In In re Nine Systems Shareholders Litigation, (Del. Ch. May 7, 2015), the Delaware Court of Chancery faced the difficult task of deciding an appropriate fee award where the defendants engaged in disloyal, bad-faith conduct, but the plaintiffs failed to prove damages. The plaintiffs proved at trial that the defendants breached their duty of loyalty to plaintiffs by conducting a self-interested recapitalization. Among other things, the defendants “utterly failed” to understand their fiduciary relationship with the plaintiffs, employed a “grossly inadequate process” and sought to avoid full and fair communications with the company’s stockholders. Based on this wrongdoing, the court found the defendants engaged in bad-faith pre-litigation conduct that warranted fee-shifting in the amount of $2 million.

Analysis

The plaintiffs, who were minority stockholders, sought damages related to a 2002 recapitalization of the company (Streaming Media Corp., later known as Nine Systems) that increased the equity of certain defendants (officers and directors of the company) and correspondingly diluted the plaintiffs’ equity.

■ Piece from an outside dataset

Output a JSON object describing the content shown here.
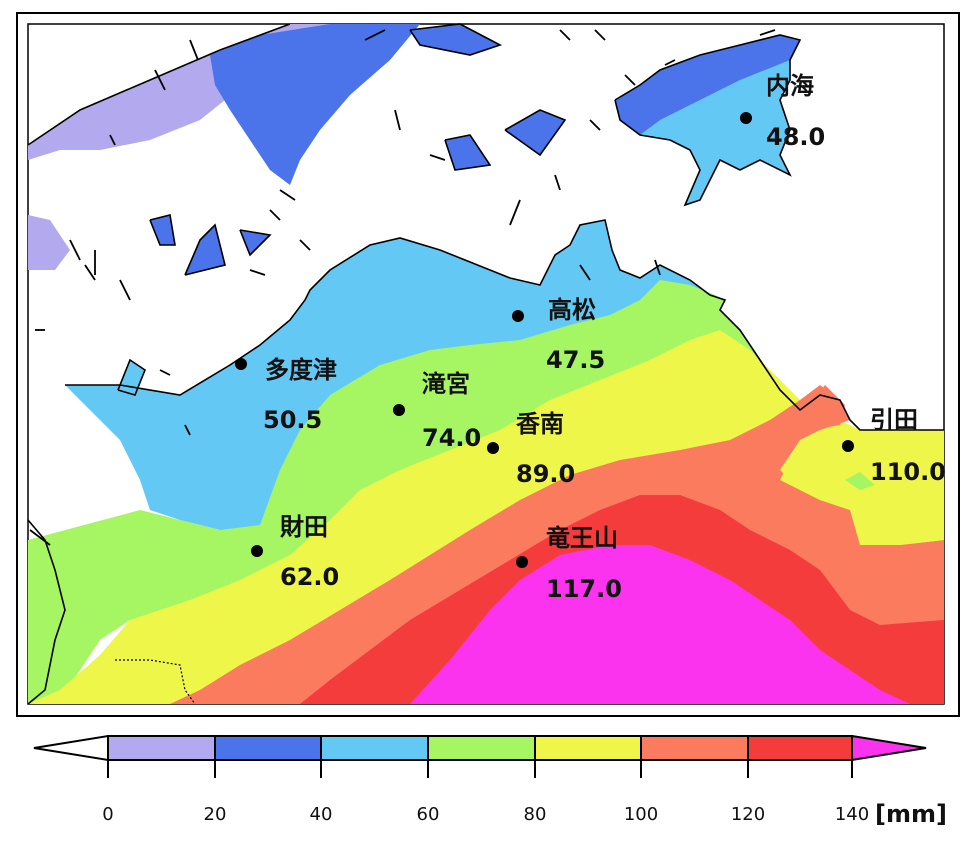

The plaintiffs alleged that, at the time of the recapitalization, the company was worth $30.89 million. In 2006, the company was sold for approximately $175 million, and the plaintiffs sought damages of over $130 million. Although, as noted above, the court found that the defendants breached their duty of loyalty to the plaintiffs, no damages were awarded, as the equity value of the company at the time of the recapitalization was $0.